Specifically, the Producer / Merchant / Processor / User category purchased +$3.7bn during February 24th - March 3rd, marking the largest 1 week notional amount for at least the past 10 years.
New longs (+$1.8bn) and short covering (+$1.9b) contributed.
Managed Money demand underwhelmed.
Managed Money bought +$800mm. Downside reduction (+$1.7bn) was the sole driver. Longs actually declined (-$900mm).
As the conflict subsequently escalated, longs initiated.
From March 3rd - 6th, WTI surged +22%. Straight of Hormuz flows nosedived and attacks grew more severe, with the targeting of desalination plants and energy infrastructure. Coincidentally, aggregate open interest (OI) rose +$3.2bn.
However Trump's softer rhetoric forced a quick unwind.
Over March 6th - 10th, WTI retraced -8%, mainly due to President Trump's assertion that the war is nearing completion.

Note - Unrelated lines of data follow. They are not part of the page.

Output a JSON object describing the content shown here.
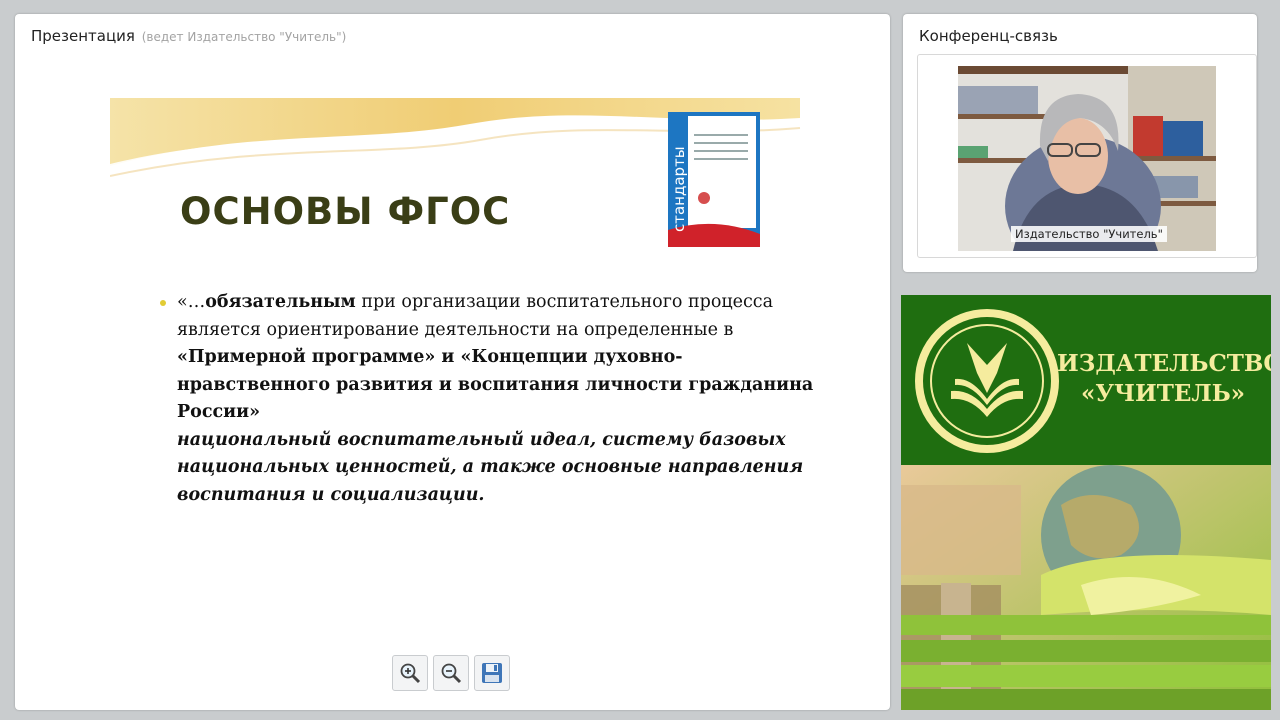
{
  "presentation": {
    "title": "Презентация",
    "subtitle": "(ведет Издательство \"Учитель\")",
    "slide": {
      "heading": "ОСНОВЫ ФГОС",
      "book_cover_text": "стандарты",
      "body": {
        "p1": "«…",
        "p2": "обязательным",
        "p3": " при организации воспитательного процесса является  ориентирование деятельности на определенные в ",
        "p4": "«Примерной программе» и «Концепции духовно-нравственного развития и воспитания личности гражданина России»",
        "p5": "национальный воспитательный идеал, систему базовых национальных ценностей, а также  основные направления воспитания и социализации."
      }
    },
    "toolbar": {
      "zoom_in": "zoom-in",
      "zoom_out": "zoom-out",
      "save": "save"
    }
  },
  "conference": {
    "title": "Конференц-связь",
    "video_label": "Издательство \"Учитель\""
  },
  "brand": {
    "line1": "ИЗДАТЕЛЬСТВО",
    "line2": "«УЧИТЕЛЬ»"
  },
  "colors": {
    "heading": "#3a3e16",
    "brand_green": "#1f6e10",
    "brand_text": "#f5ec9e",
    "bullet": "#e2cc34"
  }
}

WTI aggregate open interest also fell (-$4.9bn). While there are many moving components, the general OI reversal undermines claims of large short sellers.
Notably, the extent of speculative participation remains questionable.
The option market reflected incremental upside posturing; 3 month implied volatility remained bid and normalized 25 delta put-call skew cheapened to record lows.
However per GS Futures Strategists' framework, elevated realized volatility forced CTA liquidation.